Oct 10 2018
Washington—Senator Dianne Feinstein (D-Calif.) released the following statement after the Senate passed the America’s Water Infrastructure Act, a bipartisan bill to improve the nation’s water infrastructure:
“Investing in our nation’s water infrastructure is vital to California. In addition to reauthorizing existing programs, this bill authorizes construction of 12 new water resource development projects nationwide to help provide communities with clean, safe drinking water.
“I’m pleased it includes my provision that moves us closer to creating a new loan program for water storage, water recycling, groundwater recharge and other water supply projects. Similar to other successful programs, this would allow local water agencies to secure low-cost Treasury loans that could reduce the costs for water projects by as much as 25 percent.

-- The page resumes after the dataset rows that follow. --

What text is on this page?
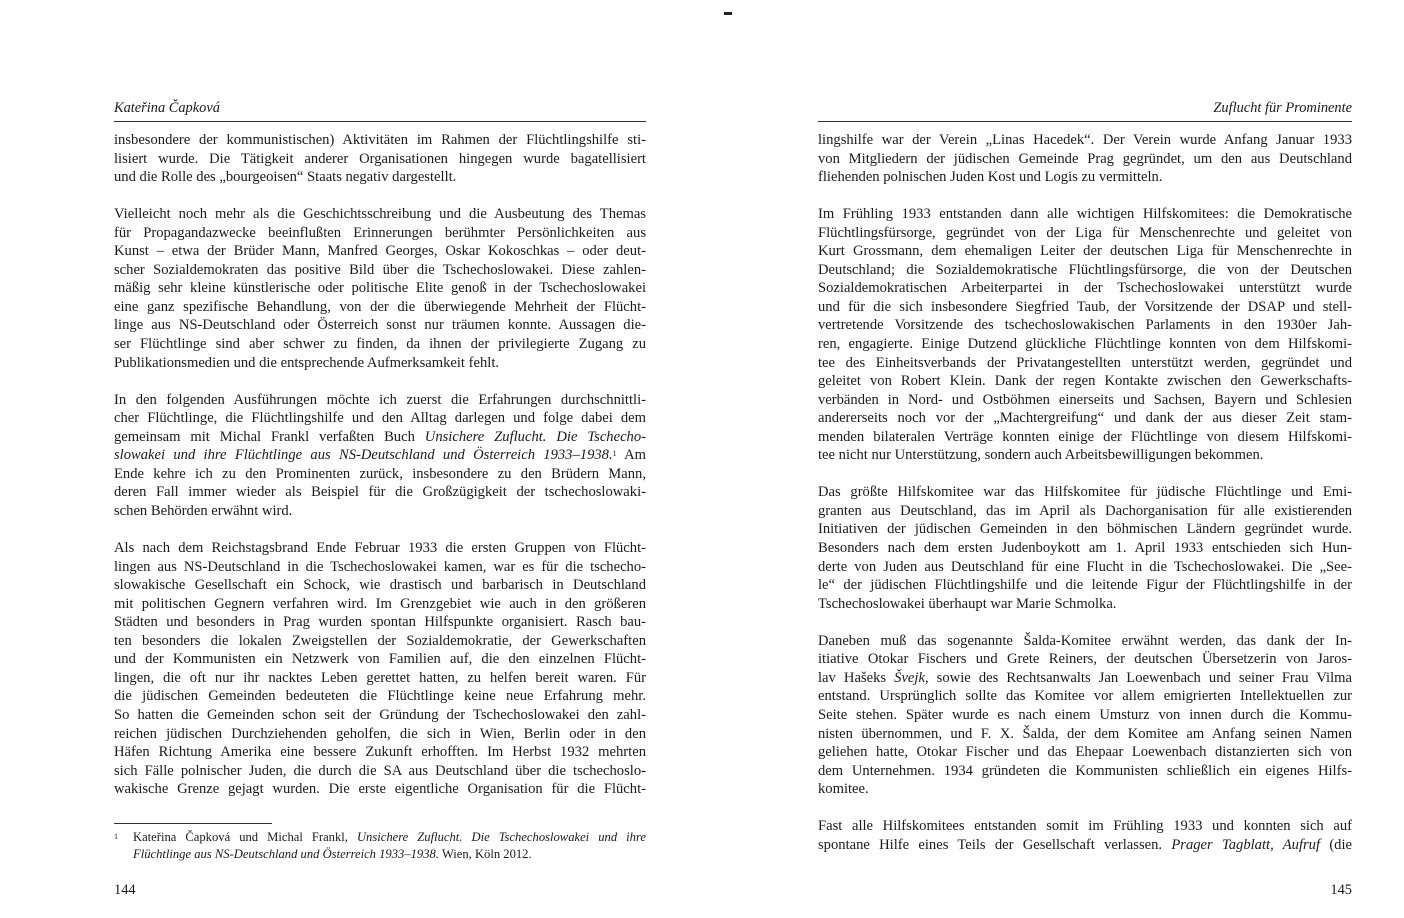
Kateřina Čapková

insbesondere der kommunistischen) Aktivitäten im Rahmen der Flüchtlingshilfe sti-
lisiert wurde. Die Tätigkeit anderer Organisationen hingegen wurde bagatellisiert
und die Rolle des „bourgeoisen“ Staats negativ dargestellt.

Vielleicht noch mehr als die Geschichtsschreibung und die Ausbeutung des Themas
für Propagandazwecke beeinflußten Erinnerungen berühmter Persönlichkeiten aus
Kunst – etwa der Brüder Mann, Manfred Georges, Oskar Kokoschkas – oder deut-
scher Sozialdemokraten das positive Bild über die Tschechoslowakei. Diese zahlen-
mäßig sehr kleine künstlerische oder politische Elite genoß in der Tschechoslowakei
eine ganz spezifische Behandlung, von der die überwiegende Mehrheit der Flücht-
linge aus NS-Deutschland oder Österreich sonst nur träumen konnte. Aussagen die-
ser Flüchtlinge sind aber schwer zu finden, da ihnen der privilegierte Zugang zu
Publikationsmedien und die entsprechende Aufmerksamkeit fehlt.

In den folgenden Ausführungen möchte ich zuerst die Erfahrungen durchschnittli-
cher Flüchtlinge, die Flüchtlingshilfe und den Alltag darlegen und folge dabei dem
gemeinsam mit Michal Frankl verfaßten Buch Unsichere Zuflucht. Die Tschecho-
slowakei und ihre Flüchtlinge aus NS-Deutschland und Österreich 1933–1938.$^1$ Am
Ende kehre ich zu den Prominenten zurück, insbesondere zu den Brüdern Mann,
deren Fall immer wieder als Beispiel für die Großzügigkeit der tschechoslowaki-
schen Behörden erwähnt wird.

Als nach dem Reichstagsbrand Ende Februar 1933 die ersten Gruppen von Flücht-
lingen aus NS-Deutschland in die Tschechoslowakei kamen, war es für die tschecho-
slowakische Gesellschaft ein Schock, wie drastisch und barbarisch in Deutschland
mit politischen Gegnern verfahren wird. Im Grenzgebiet wie auch in den größeren
Städten und besonders in Prag wurden spontan Hilfspunkte organisiert. Rasch bau-
ten besonders die lokalen Zweigstellen der Sozialdemokratie, der Gewerkschaften
und der Kommunisten ein Netzwerk von Familien auf, die den einzelnen Flücht-
lingen, die oft nur ihr nacktes Leben gerettet hatten, zu helfen bereit waren. Für
die jüdischen Gemeinden bedeuteten die Flüchtlinge keine neue Erfahrung mehr.
So hatten die Gemeinden schon seit der Gründung der Tschechoslowakei den zahl-
reichen jüdischen Durchziehenden geholfen, die sich in Wien, Berlin oder in den
Häfen Richtung Amerika eine bessere Zukunft erhofften. Im Herbst 1932 mehrten
sich Fälle polnischer Juden, die durch die SA aus Deutschland über die tschechoslo-
wakische Grenze gejagt wurden. Die erste eigentliche Organisation für die Flücht-

1 Kateřina Čapková und Michal Frankl, Unsichere Zuflucht. Die Tschechoslowakei und ihre
Flüchtlinge aus NS-Deutschland und Österreich 1933–1938. Wien, Köln 2012.
144
Zuflucht für Prominente

lingshilfe war der Verein „Linas Hacedek“. Der Verein wurde Anfang Januar 1933
von Mitgliedern der jüdischen Gemeinde Prag gegründet, um den aus Deutschland
fliehenden polnischen Juden Kost und Logis zu vermitteln.

Im Frühling 1933 entstanden dann alle wichtigen Hilfskomitees: die Demokratische
Flüchtlingsfürsorge, gegründet von der Liga für Menschenrechte und geleitet von
Kurt Grossmann, dem ehemaligen Leiter der deutschen Liga für Menschenrechte in
Deutschland; die Sozialdemokratische Flüchtlingsfürsorge, die von der Deutschen
Sozialdemokratischen Arbeiterpartei in der Tschechoslowakei unterstützt wurde
und für die sich insbesondere Siegfried Taub, der Vorsitzende der DSAP und stell-
vertretende Vorsitzende des tschechoslowakischen Parlaments in den 1930er Jah-
ren, engagierte. Einige Dutzend glückliche Flüchtlinge konnten von dem Hilfskomi-
tee des Einheitsverbands der Privatangestellten unterstützt werden, gegründet und
geleitet von Robert Klein. Dank der regen Kontakte zwischen den Gewerkschafts-
verbänden in Nord- und Ostböhmen einerseits und Sachsen, Bayern und Schlesien
andererseits noch vor der „Machtergreifung“ und dank der aus dieser Zeit stam-
menden bilateralen Verträge konnten einige der Flüchtlinge von diesem Hilfskomi-
tee nicht nur Unterstützung, sondern auch Arbeitsbewilligungen bekommen.

Das größte Hilfskomitee war das Hilfskomitee für jüdische Flüchtlinge und Emi-
granten aus Deutschland, das im April als Dachorganisation für alle existierenden
Initiativen der jüdischen Gemeinden in den böhmischen Ländern gegründet wurde.
Besonders nach dem ersten Judenboykott am 1. April 1933 entschieden sich Hun-
derte von Juden aus Deutschland für eine Flucht in die Tschechoslowakei. Die „See-
le“ der jüdischen Flüchtlingshilfe und die leitende Figur der Flüchtlingshilfe in der
Tschechoslowakei überhaupt war Marie Schmolka.

Daneben muß das sogenannte Šalda-Komitee erwähnt werden, das dank der In-
itiative Otokar Fischers und Grete Reiners, der deutschen Übersetzerin von Jaros-
lav Hašeks Švejk, sowie des Rechtsanwalts Jan Loewenbach und seiner Frau Vilma
entstand. Ursprünglich sollte das Komitee vor allem emigrierten Intellektuellen zur
Seite stehen. Später wurde es nach einem Umsturz von innen durch die Kommu-
nisten übernommen, und F. X. Šalda, der dem Komitee am Anfang seinen Namen
geliehen hatte, Otokar Fischer und das Ehepaar Loewenbach distanzierten sich von
dem Unternehmen. 1934 gründeten die Kommunisten schließlich ein eigenes Hilfs-
komitee.

Fast alle Hilfskomitees entstanden somit im Frühling 1933 und konnten sich auf
spontane Hilfe eines Teils der Gesellschaft verlassen. Prager Tagblatt, Aufruf (die

145
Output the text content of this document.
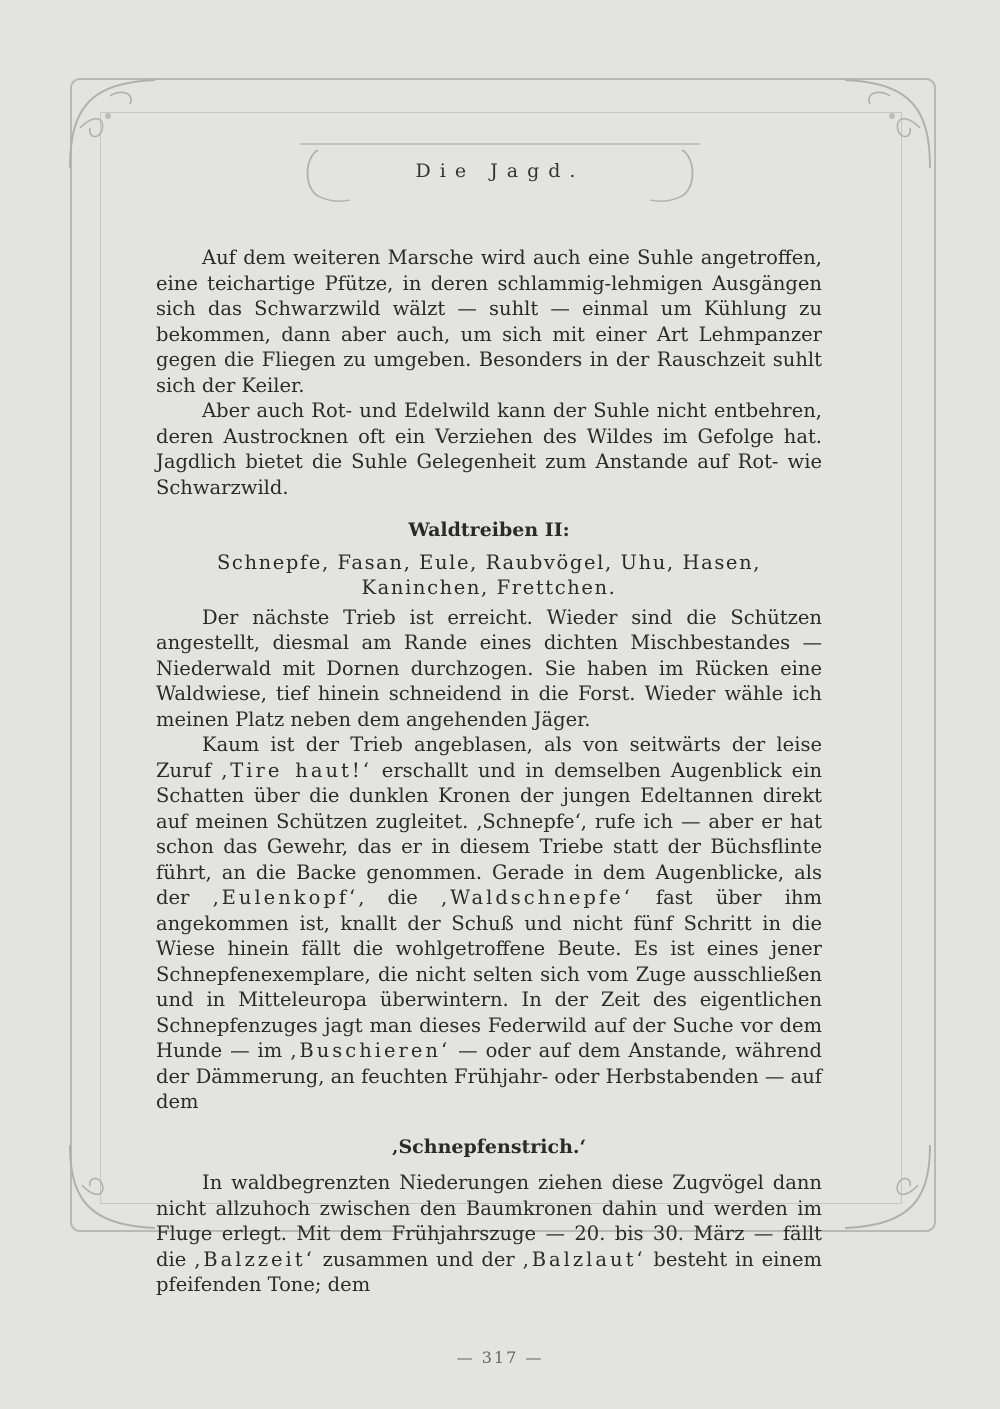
Die Jagd.

Auf dem weiteren Marsche wird auch eine Suhle angetroffen, eine teichartige Pfütze, in deren schlammig-lehmigen Ausgängen sich das Schwarzwild wälzt — suhlt — einmal um Kühlung zu bekommen, dann aber auch, um sich mit einer Art Lehmpanzer gegen die Fliegen zu umgeben. Besonders in der Rauschzeit suhlt sich der Keiler.

Aber auch Rot- und Edelwild kann der Suhle nicht entbehren, deren Austrocknen oft ein Verziehen des Wildes im Gefolge hat. Jagdlich bietet die Suhle Gelegenheit zum Anstande auf Rot- wie Schwarzwild.

Waldtreiben II:

Schnepfe, Fasan, Eule, Raubvögel, Uhu, Hasen, Kaninchen, Frettchen.

Der nächste Trieb ist erreicht. Wieder sind die Schützen angestellt, diesmal am Rande eines dichten Mischbestandes — Niederwald mit Dornen durchzogen. Sie haben im Rücken eine Waldwiese, tief hinein schneidend in die Forst. Wieder wähle ich meinen Platz neben dem angehenden Jäger.

Kaum ist der Trieb angeblasen, als von seitwärts der leise Zuruf ‚Tire haut!‘ erschallt und in demselben Augenblick ein Schatten über die dunklen Kronen der jungen Edeltannen direkt auf meinen Schützen zugleitet. ‚Schnepfe‘, rufe ich — aber er hat schon das Gewehr, das er in diesem Triebe statt der Büchsflinte führt, an die Backe genommen. Gerade in dem Augenblicke, als der ‚Eulenkopf‘, die ‚Waldschnepfe‘ fast über ihm angekommen ist, knallt der Schuß und nicht fünf Schritt in die Wiese hinein fällt die wohlgetroffene Beute. Es ist eines jener Schnepfenexemplare, die nicht selten sich vom Zuge ausschließen und in Mitteleuropa überwintern. In der Zeit des eigentlichen Schnepfenzuges jagt man dieses Federwild auf der Suche vor dem Hunde — im ‚Buschieren‘ — oder auf dem Anstande, während der Dämmerung, an feuchten Frühjahr- oder Herbstabenden — auf dem

‚Schnepfenstrich.‘

In waldbegrenzten Niederungen ziehen diese Zugvögel dann nicht allzuhoch zwischen den Baumkronen dahin und werden im Fluge erlegt. Mit dem Frühjahrszuge — 20. bis 30. März — fällt die ‚Balzzeit‘ zusammen und der ‚Balzlaut‘ besteht in einem pfeifenden Tone; dem

— 317 —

“As our climate continues to change, it’s important that we prepare for more severe droughts and increased flooding. This bill invests in a number of projects that will help California prepare for that future while providing us with access to more water now, and I’m proud to support it.”
The America’s Water Infrastructure Act:
- Requires the EPA and Bureau of Reclamation to submit a proposal on how they would jointly administer a new low-cost loan program for storage, water recycling, groundwater recharge and other water supply projects.
- Authorizes $4.4 billion to provide federal loans to states and utilities to improve drinking water infrastructure and wastewater and stormwater management.
- Authorizes construction of the Lower San Joaquin River project, which provides critical flood control to the Stockton metropolitan area.
- Doubles federal funding for the Harbor South Bay water recycling project, authorizing up to $70 million in federal funds.
- Authorizes a study for flood risk management, navigation, and ecosystem restoration project in the San Diego River.
- Directs the Army Corps to expedite flood risk management, water conservation and ecosystem restoration studies at the Coyote Valley Dam, Lower Cache Creek, Lower San Joaquin River, South San Francisco, Tijuana River, Westminster-East Garden Grove and San Luis Rey River.
- Increases funding for dam rehabilitation program for structures built before 1940 to prevent another disaster like the Oroville Dam.
- Reauthorizes and expands the Drinking Water State Revolving Loan Fund to address aging or damaged drinking water infrastructure in communities across the country.